Fast Film Reviews

Vice

viceSTARS3I love a good transformation and there’s no other actor working today that can physically alter himself like Christian Bale.  American Psycho, The Machinist, Batman Begins, The Fighter, and American Hustle are among the most dramatic.  He looks like an entirely different person in each.  Vice just may be Christian Bale’s most incredible because of all his roles, he portrays a man with whom we are familiar.  His impersonation of Dick Cheney is pretty amazing.  Now you have to ask yourself, do I really want to see a biopic of the 46th vice president of the United States?  Let’s face it, he’s not a popular guy.  He was downright polarizing.  He drew a 63% disapproval rating 2 months after he left office in January 2009.  I was open to it as long as I’m going to watch an enjoyable film.  Vice is only mildly engaging in spurts.

As you expect, Vice is not complimentary to Dick Cheney.  It seems reverent for a while. At first,  Vice is the profile of a man driven to succeed.  Cheney was kicked out of Yale for drinking too much.  An angry pep talk from his wife Lynne (Amy Adams) slaps some sense into the ne’er do well drunk from Wyoming.  (This is the 3rd feature that Adams and Bale have done together following The Fighter and American Hustle.)  Cheney becomes a congressional intern and starts working for Donald Rumsfeld (Steve Carell).  They become close and when Rumsfeld is appointed Secretary of Defense under President Ford, Dick becomes Chief of Staff.  The presentation of his rise to power by failing upward is a bit glib.  This is from the mind of director Adam McKay (Talladega Nights, The Big Short) after all.  He finds the humor in Cheney’s tenure.  A fateful meeting with a young Antonin Scalia clues him into a legal doctrine called Unitary Executive Theory, which means that anything the president does is legal simply by virtue of his title.  This won’t come into play until years later when George W. Bush (Sam Rockwell) desperately wants Cheney to be his Vice President.  Side note: As authentic and nuanced as Christian Bale is, Steve Carell and Sam Rockwell are complete caricatures of their real-life counterparts more suited to an SNL skit than a serious biopic.  Anyways, Cheney will concede to Bush’s request under the conditions that he grant him extended powers which oversee major departments.  Bush agrees.  Then 9/11 happens.

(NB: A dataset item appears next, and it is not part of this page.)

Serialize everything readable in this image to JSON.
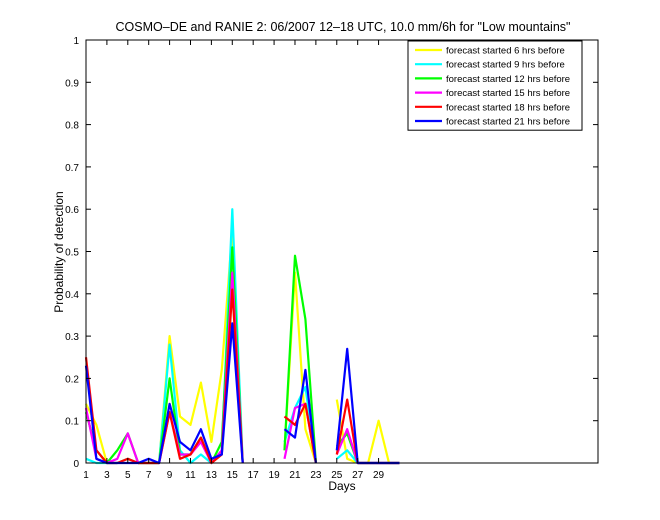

How fair and accurate is Vice?  The movie begins with a jokey disclaimer that it’s “as true as it can be given that Dick Cheney is known as one of the most secretive leaders in recent history.  But we did our f—ing best.”  That essentially absolves them of presenting the truth.  That’s going to (rightfully) annoy a lot of people right from the get-go.  If you have the stomach for politics, it’s satisfying to a point.  That playful attitude permeates the film and it honestly helps enliven a portrait that few were demanding.  As decisions are made and we see the political process play out, Vice gradually becomes the denunciation of a Vice President who used the attacks of 9/11 to justify a war with Iraq.  This is a controversial period in American history.  He didn’t do it alone.  Adam McKay’s screenplay also wants us to condemn the entire American political system that allowed his Machiavellian rise to power.  These events led to the justification of torture on detainees and unprecedented surveillance by the U.S. Government on its own citizens.  Yet it continues to elevate him as a family man who loved his daughters Liz (Lily Rabe) and Mary Cheney (Alison Pill ) unconditionally.  The respect of Cheney in his private life, when juxtaposed with vilifying of the man in his public life, drives this comedic drama. The point of view can be a bit contradictory at times.  I suppose that gives it a semblance of balance.  It humanizes a man before eventually driving you to hate him. Given the subject matter, Vice does its best to both entertain and stir the pot.  Now I ask my earlier question again, do you really want to watch a biopic about Dick Cheney?  Unfortunately Vice doesn’t warrant a strong ‘yes’ to that question.

12-17-18

2 Responses

    1. A lot of hype surrounding this film. Didn’t do much at the box office. The production budget was $60 million but only $38 million in the U.S. so far. May recoup costs with some Oscar noms.